Clay—Modeling African Design exhibit

Pliable arts from across the continent

Click arrow at right for other images referenced in the text. 
A jar from the Democratic Republic of the Congo, Kongo culture, 1898 or earlier 

Object courtesy of the Peabody Museum of Archaeology and Ethnology. Photograph courtesy of the Harvard Art Museums ©President and Fellows of Harvard College

Funerary cylinder from the Democratic Republic of the Congo or Angola, Kongo culture, late nineteenth or early twentieth century 

Object courtesy of the Peabody Museum of Archaeology and Ethnology. Photograph courtesy of the Harvard Art Museums ©President and Fellows of Harvard College

Wood container from the Democratic Republic of the Congo, Kuba culture, 1917 or earlier

Object courtesy of the Peabody Museum of Archaeology and Ethnology. Photograph courtesy of the Harvard Art Museums ©President and Fellows of Harvard College

Aljana Moons 3 by Alexis Peskine, shot in Senegal, 2015 

Object courtesy of the Peabody Museum of Archaeology and Ethnology. Photograph courtesy of the Harvard Art Museums ©President and Fellows of Harvard College

Clay artworks are as varied as the populations of the world: “There are dozens of different typologies of clay,” says Clowes professor of fine arts Suzanne Blier, corresponding to different colors and textures found throughout the earth’s river banks. Viewers can admire the material’s surprising versatility on a single continent at the Harvard Art Museums’ exhibition “Clay—Modeling African Design” (through November 2021), curated by Blier, who is also professor of African and African American studies, and Jessica Levin Martinez, research curator of African art initiatives.
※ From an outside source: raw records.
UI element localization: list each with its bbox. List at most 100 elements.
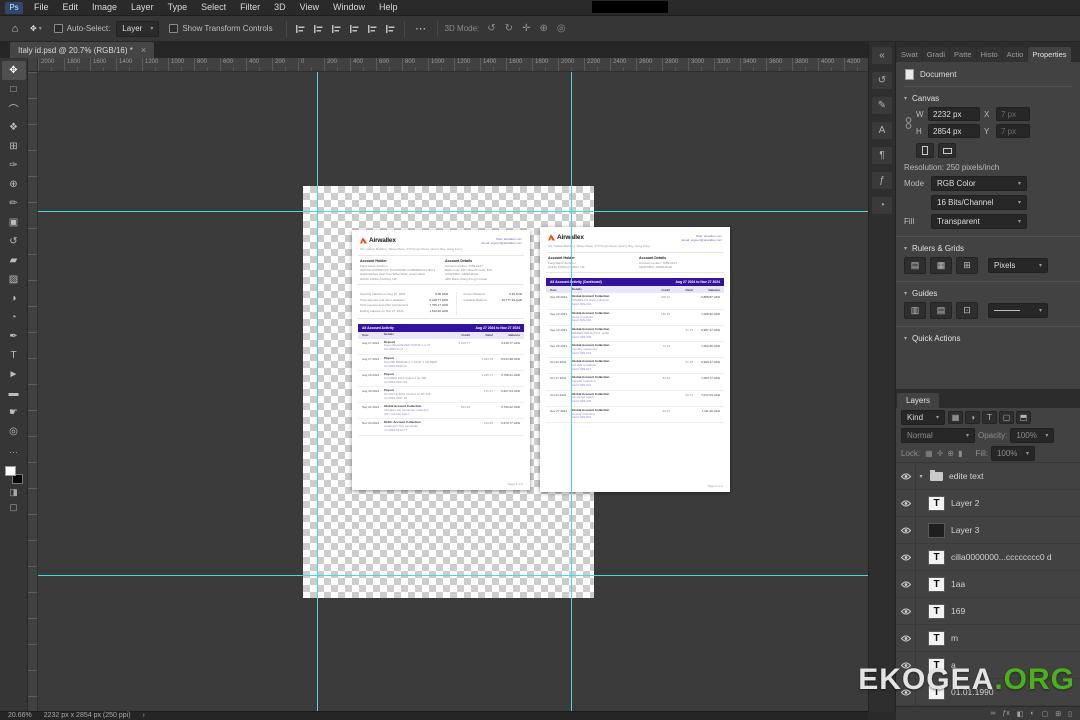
lock-icon[interactable]: ▦ bbox=[925, 449, 933, 458]
tab-layers[interactable]: Layers bbox=[897, 393, 939, 408]
layer-thumbnail[interactable]: T bbox=[928, 604, 945, 619]
align-center-h-icon[interactable] bbox=[312, 22, 325, 35]
marquee-tool[interactable]: □ bbox=[2, 80, 26, 99]
quick-selection-tool[interactable]: ❖ bbox=[2, 118, 26, 137]
toggle-grid-button[interactable]: ▦ bbox=[930, 257, 952, 274]
clone-stamp-tool[interactable]: ▣ bbox=[2, 213, 26, 232]
align-bottom-icon[interactable] bbox=[384, 22, 397, 35]
tab-close-icon[interactable]: × bbox=[141, 45, 146, 55]
layer-thumbnail[interactable]: T bbox=[928, 577, 945, 592]
width-field[interactable]: 2232 px bbox=[928, 107, 980, 121]
clone-source-panel-icon[interactable]: ◔ bbox=[872, 197, 892, 214]
panel-tab[interactable]: Patte bbox=[950, 47, 976, 62]
layer-row[interactable]: T 169 bbox=[896, 598, 1080, 625]
layer-filter-icon[interactable]: T bbox=[982, 411, 997, 424]
edit-toolbar-icon[interactable]: ⋯ bbox=[2, 445, 26, 459]
layer-row[interactable]: T Layer 2 bbox=[896, 490, 1080, 517]
paragraph-panel-icon[interactable]: ¶ bbox=[872, 147, 892, 164]
status-chevron-icon[interactable]: › bbox=[143, 712, 145, 720]
shape-tool[interactable]: ▬ bbox=[2, 384, 26, 403]
link-dimensions-icon[interactable] bbox=[904, 115, 912, 131]
auto-select-checkbox[interactable]: Auto-Select: bbox=[54, 24, 111, 33]
menu-item[interactable]: View bbox=[293, 0, 326, 15]
layer-visibility-toggle[interactable] bbox=[896, 517, 916, 543]
current-tool-button[interactable]: ✥ ▾ bbox=[24, 24, 48, 33]
layer-name[interactable]: cilla0000000...cccccccc0 d bbox=[951, 552, 1052, 562]
lock-guides-button[interactable]: ▤ bbox=[930, 302, 952, 319]
statement-page-1[interactable]: Airwallex Web: airwallex.comEmail: suppo… bbox=[352, 230, 530, 490]
gradient-tool[interactable]: ▨ bbox=[2, 270, 26, 289]
opacity-dropdown[interactable]: 100% ▾ bbox=[1010, 428, 1054, 443]
checkbox-icon[interactable] bbox=[54, 24, 63, 33]
canvas-area[interactable]: 2000180016001400120010008006004002000200… bbox=[28, 58, 868, 712]
3d-mode-icon[interactable]: ⊕ bbox=[539, 23, 547, 34]
screen-mode-button[interactable]: ▢ bbox=[2, 500, 26, 515]
crop-tool[interactable]: ⊞ bbox=[2, 137, 26, 156]
layer-filter-icon[interactable]: ▦ bbox=[948, 411, 963, 424]
layers-footer-icon[interactable]: ∞ bbox=[990, 710, 995, 717]
layer-thumbnail[interactable] bbox=[928, 523, 945, 538]
toggle-guides-button[interactable]: ▥ bbox=[904, 302, 926, 319]
layer-name[interactable]: m bbox=[951, 633, 958, 643]
height-field[interactable]: 2854 px bbox=[928, 124, 980, 138]
rulers-grids-section-header[interactable]: ▾ Rulers & Grids bbox=[904, 244, 1072, 253]
layers-footer-icon[interactable]: ◧ bbox=[1017, 710, 1024, 718]
foreground-color-swatch[interactable] bbox=[5, 466, 16, 476]
menu-item[interactable]: Help bbox=[372, 0, 405, 15]
layer-name[interactable]: Layer 2 bbox=[951, 498, 979, 508]
zoom-level-field[interactable]: 20.66% bbox=[8, 712, 32, 720]
menu-item[interactable]: Type bbox=[161, 0, 195, 15]
layer-row[interactable]: T cilla0000000...cccccccc0 d bbox=[896, 544, 1080, 571]
landscape-orientation-button[interactable] bbox=[938, 143, 956, 158]
horizontal-guide[interactable] bbox=[38, 211, 868, 212]
dodge-tool[interactable]: ◔ bbox=[2, 308, 26, 327]
layer-name[interactable]: 1aa bbox=[951, 579, 965, 589]
layer-name[interactable]: edite text bbox=[949, 471, 984, 481]
guides-section-header[interactable]: ▾ Guides bbox=[904, 289, 1072, 298]
layer-visibility-toggle[interactable] bbox=[896, 571, 916, 597]
y-field[interactable]: 7 px bbox=[996, 124, 1030, 138]
pen-tool[interactable]: ✒ bbox=[2, 327, 26, 346]
layers-footer-icon[interactable]: ƒx bbox=[1002, 710, 1009, 717]
3d-mode-icon[interactable]: ✛ bbox=[522, 23, 530, 34]
toggle-rulers-button[interactable]: ▤ bbox=[904, 257, 926, 274]
eraser-tool[interactable]: ▰ bbox=[2, 251, 26, 270]
layer-filter-icon[interactable]: ◑ bbox=[965, 411, 980, 424]
document-tab[interactable]: Italy id.psd @ 20.7% (RGB/16) * × bbox=[10, 42, 154, 58]
layer-visibility-toggle[interactable] bbox=[896, 463, 916, 489]
group-expander-icon[interactable]: ▾ bbox=[916, 473, 926, 480]
layers-footer-icon[interactable]: ◐ bbox=[1030, 710, 1034, 717]
layer-row[interactable]: T 1aa bbox=[896, 571, 1080, 598]
home-icon[interactable]: ⌂ bbox=[6, 23, 24, 35]
align-right-icon[interactable] bbox=[330, 22, 343, 35]
menu-item[interactable]: Filter bbox=[233, 0, 267, 15]
path-selection-tool[interactable]: ► bbox=[2, 365, 26, 384]
layers-footer-icon[interactable]: ▯ bbox=[1068, 710, 1072, 718]
lock-icon[interactable]: ▮ bbox=[958, 449, 962, 458]
eyedropper-tool[interactable]: ✑ bbox=[2, 156, 26, 175]
move-tool[interactable]: ✥ bbox=[2, 61, 26, 80]
align-top-icon[interactable] bbox=[348, 22, 361, 35]
collapse-panels-icon[interactable]: « bbox=[872, 47, 892, 64]
bit-depth-dropdown[interactable]: 16 Bits/Channel ▾ bbox=[931, 195, 1027, 210]
layer-thumbnail[interactable]: T bbox=[928, 631, 945, 646]
glyphs-panel-icon[interactable]: ƒ bbox=[872, 172, 892, 189]
layer-row[interactable]: ▾ edite text bbox=[896, 463, 1080, 490]
layer-visibility-toggle[interactable] bbox=[896, 544, 916, 570]
menu-item[interactable]: Select bbox=[194, 0, 233, 15]
menu-item[interactable]: 3D bbox=[267, 0, 293, 15]
history-panel-icon[interactable]: ↺ bbox=[872, 72, 892, 89]
layers-footer-icon[interactable]: ▢ bbox=[1042, 710, 1049, 718]
lock-icon[interactable]: ⊕ bbox=[947, 449, 954, 458]
3d-mode-icon[interactable]: ◎ bbox=[557, 23, 566, 34]
auto-select-target-dropdown[interactable]: Layer ▾ bbox=[116, 21, 159, 37]
layer-thumbnail[interactable]: T bbox=[928, 496, 945, 511]
lasso-tool[interactable]: ⌒ bbox=[2, 99, 26, 118]
canvas-fill-dropdown[interactable]: Transparent ▾ bbox=[931, 214, 1027, 229]
guide-style-dropdown[interactable]: ▾ bbox=[988, 303, 1048, 318]
brush-settings-panel-icon[interactable]: ✎ bbox=[872, 97, 892, 114]
panel-tab[interactable]: Histo bbox=[977, 47, 1002, 62]
layer-filter-icon[interactable]: ⬒ bbox=[1016, 411, 1031, 424]
layer-name[interactable]: Layer 3 bbox=[951, 525, 979, 535]
color-mode-dropdown[interactable]: RGB Color ▾ bbox=[931, 176, 1027, 191]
The Nile and Congo rivers define two major regions for ceramics. A sturdy, globular jug from the nineteenth century (above), created by skilled artisans (probably women) from the Kongo culture, would not appear out of place in a museum of modern art: its seemingly improvised watery patterns, in earthy blue, brown, and white, “evoke the Congo River itself and the way it engages different features of the landscape,” an exhibit label reads. Clay also provides a canvas for more tightly focused designs. A hollow cylinder divided into three bands—the top and bottom incised with feline-like creatures representing aristocracy, the center with a checkered, geometric pattern—was probably used in funerary rituals. The longevity of ceramics may have made them practical markers for burial sites, explains Blier, and because clay comes from the ground, where the dead are buried, it is also linked to concepts about the body, ancestral spirits, and the divine. In ancient Egypt, tiny ceramic figurines made of bright blue faience were buried with the dead, to do their chores in the afterlife.
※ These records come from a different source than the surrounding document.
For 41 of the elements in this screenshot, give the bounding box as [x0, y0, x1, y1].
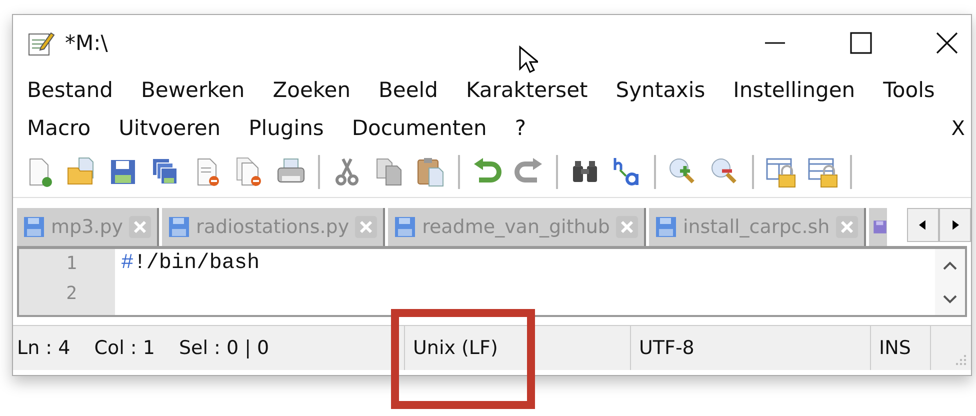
locked-window-icon[interactable] [765, 156, 797, 188]
code-line: #!/bin/bash [121, 251, 261, 277]
menu-item[interactable]: Documenten [352, 116, 487, 140]
status-text: Col : 1 [94, 337, 155, 359]
line-ending-text: Unix (LF) [413, 337, 498, 359]
tab-label: mp3.py [51, 216, 124, 238]
caret-left-icon [919, 219, 927, 231]
insert-mode-text: INS [879, 337, 911, 359]
caret-right-icon [951, 219, 959, 231]
scroll-left-button[interactable] [907, 208, 939, 242]
menu-item[interactable]: Zoeken [272, 78, 351, 102]
menu-item[interactable]: Beeld [378, 78, 438, 102]
menu-item[interactable]: Instellingen [733, 78, 856, 102]
file-tab[interactable] [868, 208, 887, 246]
locked-window-icon[interactable] [807, 156, 839, 188]
status-text: Sel : 0 | 0 [178, 337, 270, 359]
mouse-pointer-icon [518, 45, 538, 75]
menu-item[interactable]: Tools [883, 78, 935, 102]
menu-item[interactable]: ? [514, 116, 526, 140]
maximize-icon[interactable] [849, 31, 873, 55]
menu-item[interactable]: Karakterset [466, 78, 588, 102]
window-title: *M:\ [65, 31, 108, 55]
scroll-right-button[interactable] [939, 208, 971, 242]
status-text: Ln : 4 [17, 337, 70, 359]
menu-item[interactable]: Plugins [248, 116, 324, 140]
menu-item[interactable]: Bestand [27, 78, 114, 102]
tab-label: radiostations.py [196, 216, 350, 238]
scroll-up-icon[interactable] [942, 260, 958, 270]
line-number: 2 [66, 282, 77, 306]
tab-label: readme_van_github [422, 216, 610, 238]
menu-item[interactable]: Macro [27, 116, 91, 140]
close-document-button[interactable]: X [951, 116, 965, 140]
close-icon[interactable] [935, 31, 959, 55]
resize-grip-icon[interactable] [953, 352, 967, 366]
tab-label: install_carpc.sh [682, 216, 830, 238]
line-number: 1 [66, 252, 77, 276]
menu-item[interactable]: Bewerken [141, 78, 245, 102]
encoding-text: UTF-8 [639, 337, 694, 359]
menu-item[interactable]: Uitvoeren [118, 116, 221, 140]
menu-item[interactable]: Syntaxis [616, 78, 706, 102]
scroll-down-icon[interactable] [942, 294, 958, 304]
Most of the objects displayed—pottery, masks, jewelry, an acoustic instrument—involve clay elements, but the exhibit also invites viewers to explore the pliability of other materials. An eye-catching photograph by contemporary artist Alexis Peskine, one of the few pieces not borrowed from the Peabody Museum of Archaeology and Ethnology, shows two figures on a Senegalese beach wearing tin cans, rice bags, and plastic bottles refashioned into space-age suits. A part of the Afrofuturist movement, it combines pan-African themes with modernity, technology, and self-determination—the ability to mold a new future.
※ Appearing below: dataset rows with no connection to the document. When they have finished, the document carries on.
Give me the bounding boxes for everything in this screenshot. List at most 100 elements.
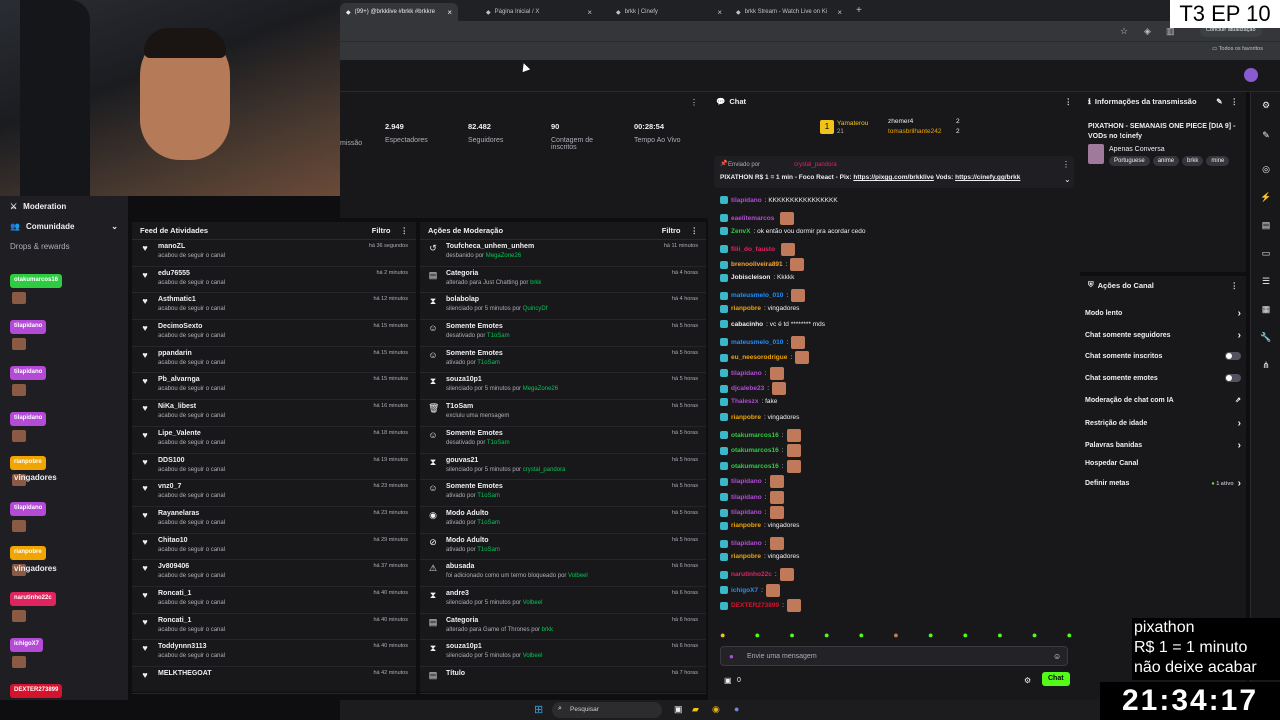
chat-username[interactable]: tilapidano	[731, 370, 762, 377]
emote-icon[interactable]: ●	[893, 630, 898, 642]
activity-filter-button[interactable]: Filtro	[372, 226, 391, 235]
chat-username[interactable]: brenooliveira891	[731, 261, 783, 268]
new-tab-icon[interactable]: +	[856, 5, 862, 16]
mod-action-moderator[interactable]: Volbeel	[568, 573, 588, 579]
feed-username[interactable]: Lipe_Valente	[158, 430, 365, 437]
lightning-icon[interactable]: ⚡	[1260, 192, 1272, 204]
mod-action-moderator[interactable]: crystal_pandora	[523, 467, 566, 473]
emote-icon[interactable]: ●	[928, 630, 933, 642]
mod-filter-button[interactable]: Filtro	[662, 226, 681, 235]
settings-icon[interactable]: ⚙	[1260, 100, 1272, 112]
chat-username[interactable]: ZenvX	[731, 228, 751, 235]
feed-username[interactable]: DDS100	[158, 457, 365, 464]
channel-action-item[interactable]: Chat somente inscritos	[1085, 352, 1241, 360]
feed-username[interactable]: Pb_alvarnga	[158, 376, 365, 383]
nav-drops[interactable]: Drops & rewards	[10, 242, 70, 251]
feed-username[interactable]: DecimoSexto	[158, 323, 365, 330]
emote-icon[interactable]: ●	[1067, 630, 1072, 642]
chat-username[interactable]: DEXTER273899	[731, 602, 779, 609]
chat-username[interactable]: tilapidano	[731, 494, 762, 501]
feed-username[interactable]: Roncati_1	[158, 590, 365, 597]
target-icon[interactable]: ◎	[1260, 164, 1272, 176]
tag-chip[interactable]: mine	[1206, 156, 1230, 166]
chat-username[interactable]: mateusmelo_010	[731, 339, 783, 346]
bookmarks-folder[interactable]: ▭ Todos os favoritos	[1212, 46, 1263, 52]
mod-action-name[interactable]: abusada	[446, 563, 664, 570]
stream-category[interactable]: Apenas Conversa	[1109, 146, 1165, 153]
chat-username[interactable]: rianpobre	[731, 305, 761, 312]
mod-action-name[interactable]: T1oSam	[446, 403, 664, 410]
mod-action-name[interactable]: gouvas21	[446, 457, 664, 464]
mod-action-name[interactable]: Somente Emotes	[446, 483, 664, 490]
mod-action-name[interactable]: bolabolap	[446, 296, 664, 303]
wrench-icon[interactable]: 🔧	[1260, 332, 1272, 344]
mod-action-name[interactable]: Categoria	[446, 617, 664, 624]
browser-tab[interactable]: ◆ Página Inicial / X ×	[480, 3, 598, 21]
feed-username[interactable]: edu76555	[158, 270, 369, 277]
emote-icon[interactable]: ●	[789, 630, 794, 642]
mod-action-name[interactable]: Somente Emotes	[446, 430, 664, 437]
channel-action-item[interactable]: Modo lento ›	[1085, 308, 1241, 319]
mod-action-moderator[interactable]: Volbeel	[523, 653, 543, 659]
chat-username[interactable]: Thaleszx	[731, 398, 758, 405]
chat-icon[interactable]: ▭	[1260, 248, 1272, 260]
chevron-down-icon[interactable]: ⌄	[1064, 175, 1071, 184]
feed-username[interactable]: manoZL	[158, 243, 361, 250]
chat-username[interactable]: rianpobre	[731, 553, 761, 560]
mod-action-name[interactable]: souza10p1	[446, 643, 664, 650]
channel-action-item[interactable]: Palavras banidas ›	[1085, 440, 1241, 451]
mod-action-name[interactable]: Categoria	[446, 270, 664, 277]
chat-username[interactable]: mateusmelo_010	[731, 292, 783, 299]
emote-icon[interactable]: ●	[1032, 630, 1037, 642]
actions-menu-icon[interactable]: ⋮	[1231, 281, 1239, 290]
channel-action-item[interactable]: Restrição de idade ›	[1085, 418, 1241, 429]
chat-menu-icon[interactable]: ⋮	[1065, 97, 1073, 106]
chat-username[interactable]: tilapidano	[731, 540, 762, 547]
mod-action-name[interactable]: Toufcheca_unhem_unhem	[446, 243, 656, 250]
list-icon[interactable]: ☰	[1260, 276, 1272, 288]
feed-username[interactable]: Roncati_1	[158, 617, 365, 624]
feed-menu-icon[interactable]: ⋮	[401, 226, 409, 235]
windows-start-icon[interactable]: ⊞	[534, 703, 543, 716]
mod-action-name[interactable]: souza10p1	[446, 376, 664, 383]
mod-action-moderator[interactable]: T1oSam	[477, 360, 500, 366]
chat-username[interactable]: cabacinho	[731, 321, 763, 328]
mod-action-name[interactable]: Somente Emotes	[446, 323, 664, 330]
close-icon[interactable]: ×	[447, 8, 452, 17]
chat-username[interactable]: otakumarcos16	[731, 463, 779, 470]
channel-action-item[interactable]: Chat somente emotes	[1085, 374, 1241, 382]
chat-username[interactable]: tilapidano	[731, 197, 762, 204]
nav-comunidade[interactable]: 👥 Comunidade ⌄	[10, 222, 118, 231]
taskview-icon[interactable]: ▣	[674, 704, 683, 715]
feed-username[interactable]: Jv809406	[158, 563, 365, 570]
chrome-icon[interactable]: ◉	[712, 704, 720, 715]
toggle-switch[interactable]	[1225, 352, 1241, 360]
info-menu-icon[interactable]: ⋮	[1231, 97, 1239, 106]
mod-action-moderator[interactable]: T1oSam	[487, 440, 510, 446]
pinned-link-pix[interactable]: https://pixgg.com/brkklive	[853, 174, 934, 181]
chat-username[interactable]: filii_do_fausto	[731, 246, 775, 253]
emote-icon[interactable]: ●	[824, 630, 829, 642]
discord-icon[interactable]: ●	[734, 704, 739, 714]
chat-username[interactable]: narutinho22c	[731, 571, 772, 578]
feed-username[interactable]: MELKTHEGOAT	[158, 670, 365, 677]
toggle-switch[interactable]	[1225, 374, 1241, 382]
taskbar-search[interactable]: ⌕ Pesquisar	[552, 702, 662, 718]
feed-username[interactable]: NiKa_libest	[158, 403, 365, 410]
tag-chip[interactable]: brkk	[1182, 156, 1204, 166]
mod-action-moderator[interactable]: MegaZone26	[486, 253, 521, 259]
emote-icon[interactable]: ●	[755, 630, 760, 642]
close-icon[interactable]: ×	[587, 8, 592, 17]
mod-action-moderator[interactable]: T1oSam	[477, 493, 500, 499]
emote-icon[interactable]: ●	[997, 630, 1002, 642]
emoji-picker-icon[interactable]: ☺	[1053, 652, 1061, 661]
tag-chip[interactable]: Portuguese	[1109, 156, 1150, 166]
share-icon[interactable]: ⋔	[1260, 360, 1272, 372]
profile-avatar[interactable]	[1244, 68, 1258, 82]
chat-username[interactable]: eaelitemarcos	[731, 215, 774, 222]
mod-action-name[interactable]: Modo Adulto	[446, 537, 664, 544]
mod-action-moderator[interactable]: MegaZone26	[523, 386, 558, 392]
mod-action-name[interactable]: Título	[446, 670, 664, 677]
chat-username[interactable]: tilapidano	[731, 478, 762, 485]
star-icon[interactable]: ☆	[1120, 26, 1128, 37]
The exhibit, and Blier’s recent research, are bound up with larger historical questions. Why consider Africa as a unified whole? One reason, she explains, is that the division of the continent into regions—North Africa as connected to the European sphere, and sub-Saharan Africa on the periphery—is a relic of colonialism. “The Sahara really did not exist as a wall between northern and southern cultures,” she says. An exhibit piece makes that point: a raffia palm textile from the Kuba culture in present-day Congo, adorned with geometric patterns of mind-bending complexity. (A wooden box in a similar style, shown above, sits below it.) Such textiles were collected early in Europe; they were considered luxury fabrics, like velours, and used in nativity scenes and elsewhere, Blier says. “These have been highly valued for a long time.”